Sowell, who was also a finalist for Georgia’s Principal of the Year, says the credit goes to his faculty, staff, and students.

“When things get tough, it’s amazing how people come together. Everybody is pulling their weight and then some,” Sowell said, noting that teachers reacted quickly and proactively when it became evident that in-class instruction would not resume this year.

“The teachers have been team players since the beginning, and they’ve kept their relationships with their students going throughout this ordeal. Our teachers are in weekly – and in some cases daily – contact with students either by phone or on the computer, but they still miss the students and the classroom,” said CCHS Assistant Principal Leah Slimp.

“We were able to migrate our courses from the classroom to online in literally 48 hours,” added CCHS Instructional Coach Tara Peavy-Shurley. “Our teachers have done a phenomenal job of being there for the students, even though they can’t be in the classroom together, and they have been there for their kids at all hours of the day and night, including the weekends, to work with them emotionally as well as academically.”
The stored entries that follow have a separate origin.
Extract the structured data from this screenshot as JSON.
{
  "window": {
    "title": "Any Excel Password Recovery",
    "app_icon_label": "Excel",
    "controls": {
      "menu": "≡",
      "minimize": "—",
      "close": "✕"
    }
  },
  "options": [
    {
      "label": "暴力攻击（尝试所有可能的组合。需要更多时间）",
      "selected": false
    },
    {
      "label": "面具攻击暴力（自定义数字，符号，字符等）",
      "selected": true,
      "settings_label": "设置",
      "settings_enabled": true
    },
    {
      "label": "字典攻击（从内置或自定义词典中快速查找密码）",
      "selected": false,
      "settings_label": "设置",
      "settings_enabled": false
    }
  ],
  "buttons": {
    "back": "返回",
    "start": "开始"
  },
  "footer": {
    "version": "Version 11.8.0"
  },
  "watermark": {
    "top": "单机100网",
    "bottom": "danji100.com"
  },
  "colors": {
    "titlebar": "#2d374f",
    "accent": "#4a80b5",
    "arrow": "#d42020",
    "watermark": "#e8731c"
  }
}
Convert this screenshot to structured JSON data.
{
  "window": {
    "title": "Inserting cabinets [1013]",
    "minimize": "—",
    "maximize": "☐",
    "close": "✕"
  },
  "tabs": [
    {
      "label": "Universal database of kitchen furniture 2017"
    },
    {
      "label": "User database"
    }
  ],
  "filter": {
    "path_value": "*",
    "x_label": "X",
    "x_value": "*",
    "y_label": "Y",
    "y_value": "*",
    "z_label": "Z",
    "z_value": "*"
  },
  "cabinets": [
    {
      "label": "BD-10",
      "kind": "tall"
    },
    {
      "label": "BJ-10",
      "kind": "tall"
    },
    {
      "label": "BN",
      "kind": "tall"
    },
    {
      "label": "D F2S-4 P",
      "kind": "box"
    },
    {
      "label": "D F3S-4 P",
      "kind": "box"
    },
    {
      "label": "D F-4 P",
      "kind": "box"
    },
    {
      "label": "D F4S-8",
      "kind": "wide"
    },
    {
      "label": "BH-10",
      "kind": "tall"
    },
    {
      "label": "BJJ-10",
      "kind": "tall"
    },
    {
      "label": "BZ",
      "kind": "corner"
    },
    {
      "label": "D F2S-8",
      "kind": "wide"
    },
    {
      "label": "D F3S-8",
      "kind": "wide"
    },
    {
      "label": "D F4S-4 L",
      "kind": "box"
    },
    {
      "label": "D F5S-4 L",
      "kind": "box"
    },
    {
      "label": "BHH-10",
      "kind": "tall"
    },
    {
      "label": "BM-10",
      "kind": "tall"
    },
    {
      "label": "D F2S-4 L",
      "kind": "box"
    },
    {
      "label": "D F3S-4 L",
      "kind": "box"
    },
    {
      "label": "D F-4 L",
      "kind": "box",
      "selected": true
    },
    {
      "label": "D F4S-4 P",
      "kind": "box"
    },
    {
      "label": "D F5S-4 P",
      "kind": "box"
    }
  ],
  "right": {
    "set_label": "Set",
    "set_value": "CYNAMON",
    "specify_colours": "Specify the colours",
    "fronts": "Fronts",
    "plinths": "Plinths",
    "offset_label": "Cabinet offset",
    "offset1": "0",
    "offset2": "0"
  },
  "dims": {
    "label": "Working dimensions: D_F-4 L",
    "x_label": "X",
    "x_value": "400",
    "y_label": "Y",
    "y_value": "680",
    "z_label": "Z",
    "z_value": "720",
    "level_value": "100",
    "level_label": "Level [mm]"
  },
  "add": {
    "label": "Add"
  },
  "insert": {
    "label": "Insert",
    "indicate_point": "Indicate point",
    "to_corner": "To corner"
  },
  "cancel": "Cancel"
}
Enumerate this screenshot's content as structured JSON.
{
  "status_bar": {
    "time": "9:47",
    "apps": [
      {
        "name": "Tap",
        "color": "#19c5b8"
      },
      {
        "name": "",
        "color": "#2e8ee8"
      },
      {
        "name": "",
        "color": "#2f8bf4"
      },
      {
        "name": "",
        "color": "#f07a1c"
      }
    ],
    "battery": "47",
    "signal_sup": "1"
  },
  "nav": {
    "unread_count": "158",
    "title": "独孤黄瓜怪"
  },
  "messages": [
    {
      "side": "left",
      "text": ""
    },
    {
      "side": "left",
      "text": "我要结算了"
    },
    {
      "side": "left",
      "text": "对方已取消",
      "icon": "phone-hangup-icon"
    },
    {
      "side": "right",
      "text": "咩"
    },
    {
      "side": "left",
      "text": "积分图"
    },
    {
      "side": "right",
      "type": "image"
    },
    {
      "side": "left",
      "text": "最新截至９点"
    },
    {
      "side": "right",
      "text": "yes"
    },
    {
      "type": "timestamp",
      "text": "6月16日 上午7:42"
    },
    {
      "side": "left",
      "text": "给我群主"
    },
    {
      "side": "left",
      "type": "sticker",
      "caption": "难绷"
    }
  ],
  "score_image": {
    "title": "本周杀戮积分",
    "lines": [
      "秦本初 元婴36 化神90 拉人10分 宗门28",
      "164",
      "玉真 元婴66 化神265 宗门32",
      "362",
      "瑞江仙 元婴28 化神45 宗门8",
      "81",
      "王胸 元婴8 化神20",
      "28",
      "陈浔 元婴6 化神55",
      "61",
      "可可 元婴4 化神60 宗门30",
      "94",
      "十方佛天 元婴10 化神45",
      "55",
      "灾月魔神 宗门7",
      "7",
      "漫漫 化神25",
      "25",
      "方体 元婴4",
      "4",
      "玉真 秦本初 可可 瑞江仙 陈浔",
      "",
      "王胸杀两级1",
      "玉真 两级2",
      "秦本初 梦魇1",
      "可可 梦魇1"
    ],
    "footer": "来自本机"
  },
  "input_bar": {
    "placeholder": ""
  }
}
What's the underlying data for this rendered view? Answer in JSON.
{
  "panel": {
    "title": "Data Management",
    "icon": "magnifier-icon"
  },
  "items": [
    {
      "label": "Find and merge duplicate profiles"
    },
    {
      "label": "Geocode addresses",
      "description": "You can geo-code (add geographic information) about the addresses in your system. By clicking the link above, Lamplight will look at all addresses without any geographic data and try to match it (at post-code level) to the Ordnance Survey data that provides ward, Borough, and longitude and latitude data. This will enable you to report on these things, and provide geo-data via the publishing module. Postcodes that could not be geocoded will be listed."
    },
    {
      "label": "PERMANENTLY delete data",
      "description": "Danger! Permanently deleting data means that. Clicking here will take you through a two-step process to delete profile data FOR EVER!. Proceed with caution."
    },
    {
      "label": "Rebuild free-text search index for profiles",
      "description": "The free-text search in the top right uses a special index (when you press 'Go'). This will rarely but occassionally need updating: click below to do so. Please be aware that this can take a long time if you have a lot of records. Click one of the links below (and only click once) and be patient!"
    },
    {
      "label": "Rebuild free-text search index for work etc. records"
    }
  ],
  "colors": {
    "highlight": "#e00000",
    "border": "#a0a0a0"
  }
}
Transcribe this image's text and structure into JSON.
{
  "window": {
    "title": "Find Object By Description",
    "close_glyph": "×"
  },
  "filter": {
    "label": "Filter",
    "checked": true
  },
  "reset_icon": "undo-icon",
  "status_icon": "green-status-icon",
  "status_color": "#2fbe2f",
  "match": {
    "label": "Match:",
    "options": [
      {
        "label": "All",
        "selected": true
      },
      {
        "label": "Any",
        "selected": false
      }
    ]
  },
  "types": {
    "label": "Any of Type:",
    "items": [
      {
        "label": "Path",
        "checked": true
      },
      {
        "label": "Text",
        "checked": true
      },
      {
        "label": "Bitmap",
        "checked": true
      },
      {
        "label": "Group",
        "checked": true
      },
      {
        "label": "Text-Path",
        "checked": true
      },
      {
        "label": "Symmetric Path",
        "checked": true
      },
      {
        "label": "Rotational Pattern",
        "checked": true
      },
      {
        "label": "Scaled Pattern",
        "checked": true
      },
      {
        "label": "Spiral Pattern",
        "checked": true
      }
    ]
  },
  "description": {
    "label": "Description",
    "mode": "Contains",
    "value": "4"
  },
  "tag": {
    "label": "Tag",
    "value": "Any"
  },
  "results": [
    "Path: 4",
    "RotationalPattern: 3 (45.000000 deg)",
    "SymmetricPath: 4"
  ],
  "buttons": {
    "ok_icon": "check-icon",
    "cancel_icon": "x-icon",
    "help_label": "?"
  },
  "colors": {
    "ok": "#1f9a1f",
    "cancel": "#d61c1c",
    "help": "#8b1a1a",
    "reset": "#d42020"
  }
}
Sowell said there are a number of unsung heroes who have gone above and beyond the call of duty outside of the instructional programs at the high school, too.

“It’s amazing what has gone on behind the scenes. Our custodians and support staff? You can’t thank them or praise them enough,” Sowell said. “Our health and occupation teachers were here everyday screening employees for COVID. They didn’t have to do that, but we asked and they answered the call.”

The Cordele Dispatch will follow up on this story once CCHS’s 2020 graduation plans, including a date, have been formalized.